Aging brings about a marked increase in the likelihood of becoming tired, or tiring faster during an activity with mental load. This common aging phenomenon is called central fatigability (CF), which has many adverse consequences, including cognitive decline, degraded performance in daily tasks (e.g., driving), reduced participation in intellectually beneficial activities, poor quality of life, or mobility restriction. CF can occur in almost any older adult and is distinct from the fatigue symptoms that often occur in individuals with certain neurologic or cardiac diseases. Accurately assessing CF is the first step in the development and assessment of efficacy of treatments to mitigate CF in the aging population.
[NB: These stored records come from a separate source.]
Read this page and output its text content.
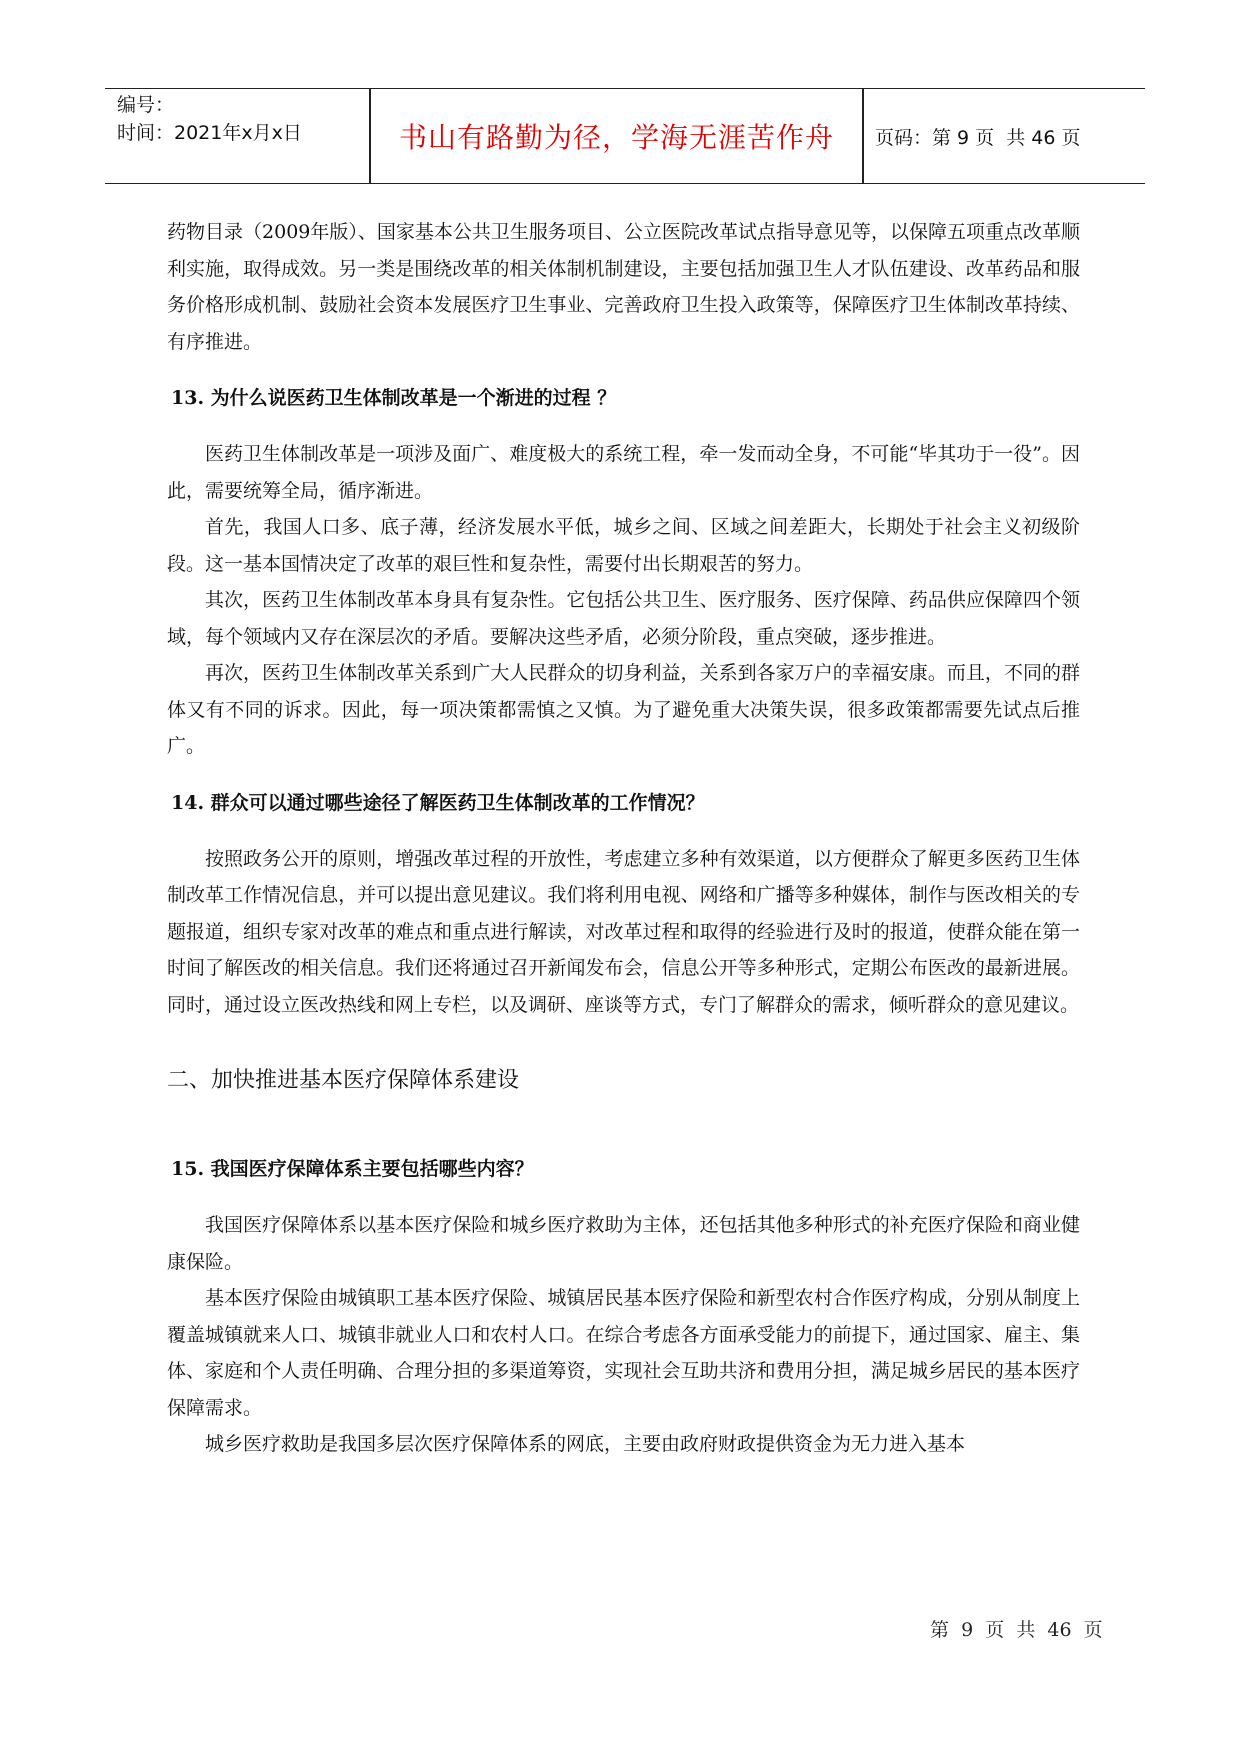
编号：
时间：2021年x月x日	书山有路勤为径，学海无涯苦作舟	页码：第 9 页  共 46 页

药物目录（2009年版）、国家基本公共卫生服务项目、公立医院改革试点指导意见等，以保障五项重点改革顺利实施，取得成效。另一类是围绕改革的相关体制机制建设，主要包括加强卫生人才队伍建设、改革药品和服务价格形成机制、鼓励社会资本发展医疗卫生事业、完善政府卫生投入政策等，保障医疗卫生体制改革持续、有序推进。

13. 为什么说医药卫生体制改革是一个渐进的过程 ？

医药卫生体制改革是一项涉及面广、难度极大的系统工程，牵一发而动全身，不可能“毕其功于一役”。因此，需要统筹全局，循序渐进。

首先，我国人口多、底子薄，经济发展水平低，城乡之间、区域之间差距大，长期处于社会主义初级阶段。这一基本国情决定了改革的艰巨性和复杂性，需要付出长期艰苦的努力。

其次，医药卫生体制改革本身具有复杂性。它包括公共卫生、医疗服务、医疗保障、药品供应保障四个领域，每个领域内又存在深层次的矛盾。要解决这些矛盾，必须分阶段，重点突破，逐步推进。

再次，医药卫生体制改革关系到广大人民群众的切身利益，关系到各家万户的幸福安康。而且，不同的群体又有不同的诉求。因此，每一项决策都需慎之又慎。为了避免重大决策失误，很多政策都需要先试点后推广。

14. 群众可以通过哪些途径了解医药卫生体制改革的工作情况？

按照政务公开的原则，增强改革过程的开放性，考虑建立多种有效渠道，以方便群众了解更多医药卫生体制改革工作情况信息，并可以提出意见建议。我们将利用电视、网络和广播等多种媒体，制作与医改相关的专题报道，组织专家对改革的难点和重点进行解读，对改革过程和取得的经验进行及时的报道，使群众能在第一时间了解医改的相关信息。我们还将通过召开新闻发布会，信息公开等多种形式，定期公布医改的最新进展。同时，通过设立医改热线和网上专栏，以及调研、座谈等方式，专门了解群众的需求，倾听群众的意见建议。

二、加快推进基本医疗保障体系建设

15. 我国医疗保障体系主要包括哪些内容？

我国医疗保障体系以基本医疗保险和城乡医疗救助为主体，还包括其他多种形式的补充医疗保险和商业健康保险。

基本医疗保险由城镇职工基本医疗保险、城镇居民基本医疗保险和新型农村合作医疗构成，分别从制度上覆盖城镇就来人口、城镇非就业人口和农村人口。在综合考虑各方面承受能力的前提下，通过国家、雇主、集体、家庭和个人责任明确、合理分担的多渠道筹资，实现社会互助共济和费用分担，满足城乡居民的基本医疗保障需求。

城乡医疗救助是我国多层次医疗保障体系的网底，主要由政府财政提供资金为无力进入基本

第  9  页  共  46  页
In this R21 application, we propose to develop laboratory tasks that can efficiently induce and precisely capture CF (i.e., CF-manipulation task) in older adults. A robust CF-manipulation task will need to address issues related to temporary neuroplasticity, the fronto-basal ganglia circuit, and executive load. However, these prerequisites have not been sufficiently addressed by existing traditional CF-manipulation tasks (e.g., n-back, stroop). We propose to make use of a neuroeconomics paradigm – specifically, gambling tasks – to induce and capture CF in older adults to address the shortcomings of existing CF operationalizations.